Once the recording has been preprocessed, it is fed into a program that runs it against the TensorFlow model. The model’s variables are loaded into the CNN and the new (preprocessed) audio clip is passed through it from start to finish. The weight variables will take this new input and manipulate it until it reaches the one-hot vector/array at the end of the fully-connected layer. The array index with the largest probability is used as the final predicted bird species.

Demonstration

Using the Edison-powered recorder, we managed to capture a few additional Crow and Barn Owl sounds for demonstration. These were sent from the Edison to a server of our own via FTP.
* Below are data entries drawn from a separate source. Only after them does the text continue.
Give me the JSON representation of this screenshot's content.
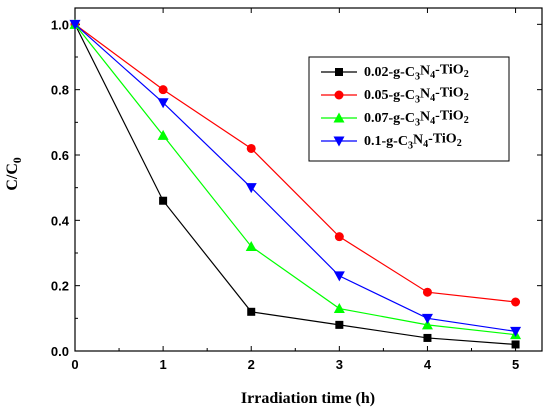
{
  "chart_data": {
    "type": "line",
    "xlabel": "Irradiation time (h)",
    "ylabel": "C/C0",
    "xlim": [
      0,
      5.3
    ],
    "ylim": [
      0,
      1.05
    ],
    "x_ticks": [
      "0",
      "1",
      "2",
      "3",
      "4",
      "5"
    ],
    "y_ticks": [
      "0.0",
      "0.2",
      "0.4",
      "0.6",
      "0.8",
      "1.0"
    ],
    "legend_position": "top-right",
    "x": [
      0,
      1,
      2,
      3,
      4,
      5
    ],
    "series": [
      {
        "name": "0.02-g-C3N4-TiO2",
        "color": "#000000",
        "marker": "square",
        "values": [
          1.0,
          0.46,
          0.12,
          0.08,
          0.04,
          0.02
        ]
      },
      {
        "name": "0.05-g-C3N4-TiO2",
        "color": "#ff0000",
        "marker": "circle",
        "values": [
          1.0,
          0.8,
          0.62,
          0.35,
          0.18,
          0.15
        ]
      },
      {
        "name": "0.07-g-C3N4-TiO2",
        "color": "#00ff00",
        "marker": "triangle-up",
        "values": [
          1.0,
          0.66,
          0.32,
          0.13,
          0.08,
          0.05
        ]
      },
      {
        "name": "0.1-g-C3N4-TiO2",
        "color": "#0000ff",
        "marker": "triangle-down",
        "values": [
          1.0,
          0.76,
          0.5,
          0.23,
          0.1,
          0.06
        ]
      }
    ]
  }
}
A demonstration of the system is shown in the video below. The video depicts .wav files being delivered to an ‘/upload’ folder from the Edison. The script (in the command line) identifies, preprocesses, and makes a prediction upon the audio before moving it to the ‘/predictions’ folder in an .mp3 format so the user can see what prediction was made and listen to the sample. Barn Owl and Crow samples were uploaded to the server and both correctly identified.

Demonstration video.

A simplified version of the script used in the video is as follows:

# Files and directories
edison=./edison
uploads=${edison}/uploads
predictions=${edison}/predictions
temp=${edison}/preprocessed
echo "Listening for new .wav files..."
while true; do
  for file in ${uploads}/*.wav; do
    basename=`basename ${file}`                     # $file => example.wav
    filename=`echo "${basename}" | cut -f 1 -d '.'` # example.wav => example
    tempfile=${temp}/${filename}.mp3
    # Preprocess
    sh preprocess.sh ${file} ${tempfile}
    # Predict
    predict=`python3 predict.py ${tempfile} | grep -o 'Predict -.*'`
    # Store prediction in ./edison/predictions
    store=${predictions}/${filename}_${predict}.mp3
    sox ${file} "${store}"
  done
done

All data and code used to perform these predictions can be found within the ‘predict’ directory of the BirdCNN repository accessible in the Code section of this documentation.

Future Developments

While this system focuses on bird identification through predictive modelling, future developments of the system could include data localisation for fully automated bird migration tracking. Fleets of the Edison hardware could be placed around woodland areas across the country/world, constantly identifying the surrounding birds and tracking when they pass by the individual units to track how birds migrate with minimal human involvement.